俺の前に膝をついて、泡にまみれた両手でじっとりとペニスを洗いながら、それまでには見たこともないような女の目つきで俺を見上げ、意を決して肩を掴んで膝を跨がせると、母さんにこんなことして悪い子ね、と幼子を窘めるように笑うだけで、お袋はたいして狼狽える素振りも見せず、自分で掴みながら尻を落としてきた。
ぬるりと濡れた粘膜にペニスが包まれ、こんなにお袋の膣が温かくてやわらかいものだと知ったときは、この女が俺の母親であったことを喜んだし、そして、まだまだ彼女が女であってくれたことに感謝さえした。
久しぶりであったからか、それとも俺のが大きすぎたのか、ともかく風呂の中ではお袋が痛がり、最後まで逝くことはできなかったが、その行為がその場だけで終わるはずもなく、場所を寝室に替えると、俺とお袋は白々と夜が明けるまでセックスに没頭し続けた。
はじめてお袋の中で射精したあとの罪悪感は、何ともいえないほど苦いもので、俺はお袋の胸の上で荒い息を吐きながら、やたらと正気になってしまい、もう二度とこんなことはしないと口にしたりもしたが、当のお袋は、俺の頭をあやすように撫でながら、もう可愛がってくれないの?などと、妙に甘えた声を出したりするものだから、結局それからも二度、三度とお袋の中で果てることになった。
それはお袋なりの気遣いだったのだろうが、自分の息子のたくましさに嬉しさを覚えていたのも間違いない。
今ではすっかり俺のものにも慣れて、膣もあきれるほどに濡れるようになった。
アナルまで使えるようになり、その背徳的な魅力に取り憑かれて、自分から欲しがったりもする。
もう、自分の年齢が若くないことを知っている。
俺との関係が、それほど長く続かないことも承知しているだろう。
俺という男を得て、女として生きる最後の時間を燃やし尽くそうとしているかのように思える。
だから、俺の求めを拒まないし、拒めない。
今夜は、親父に呼ばれてお袋は話し合いに出掛けた。
まだ帰ってこないということは、もしかしたら親父に抱かれているのかもしれない。
まったく毛のないお袋のアソコを見て親父はどんな顔をするのか。
お袋は教えに行ったのだ。
もう、自分には違う男がいるのだと。
出掛ける前に、親父としたりするなよ、と言ったら、私はあんただけのものよ、お袋は笑った。

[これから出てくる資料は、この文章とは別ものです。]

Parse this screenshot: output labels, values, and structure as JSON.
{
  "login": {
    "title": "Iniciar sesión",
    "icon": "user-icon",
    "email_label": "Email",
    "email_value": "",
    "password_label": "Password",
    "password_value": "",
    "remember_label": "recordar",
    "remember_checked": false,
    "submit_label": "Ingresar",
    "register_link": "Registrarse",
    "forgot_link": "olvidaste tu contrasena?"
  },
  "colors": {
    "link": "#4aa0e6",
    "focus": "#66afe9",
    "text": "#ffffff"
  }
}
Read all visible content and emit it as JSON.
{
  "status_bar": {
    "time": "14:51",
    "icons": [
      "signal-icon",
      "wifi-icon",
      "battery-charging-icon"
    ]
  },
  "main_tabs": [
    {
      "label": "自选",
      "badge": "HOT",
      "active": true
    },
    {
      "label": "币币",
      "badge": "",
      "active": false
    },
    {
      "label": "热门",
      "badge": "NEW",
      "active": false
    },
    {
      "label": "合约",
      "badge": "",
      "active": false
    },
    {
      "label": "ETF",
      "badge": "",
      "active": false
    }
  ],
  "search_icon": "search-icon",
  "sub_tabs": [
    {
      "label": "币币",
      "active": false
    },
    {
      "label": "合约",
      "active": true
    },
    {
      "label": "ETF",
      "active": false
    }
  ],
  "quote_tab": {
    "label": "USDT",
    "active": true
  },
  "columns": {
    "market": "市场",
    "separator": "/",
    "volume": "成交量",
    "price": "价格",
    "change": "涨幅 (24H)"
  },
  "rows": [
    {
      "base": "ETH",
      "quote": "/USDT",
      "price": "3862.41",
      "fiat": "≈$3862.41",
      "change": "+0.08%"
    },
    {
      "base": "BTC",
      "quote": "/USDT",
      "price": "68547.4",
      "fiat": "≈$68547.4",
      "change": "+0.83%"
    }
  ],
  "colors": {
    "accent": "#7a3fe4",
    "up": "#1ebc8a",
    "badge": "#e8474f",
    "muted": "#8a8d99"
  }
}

その笑顔の中に、信じなさい、と教える母親の顔を見たような気がした。
きっと明日になったら普通の顔をしてこの部屋に戻っている。
仕事から帰った俺は、すぐにお袋を裸にして、親父としたことを責めて折檻するだけだ。
真実など、どちらであってもかまわない。
お袋のいない夜がこんなに切なくなるとは思っていなかった。
このやりきれなさを思う存分ぶつけて泣かせてやる。
お袋だって、俺に責められて泣かされるのを待っているはずなのだから。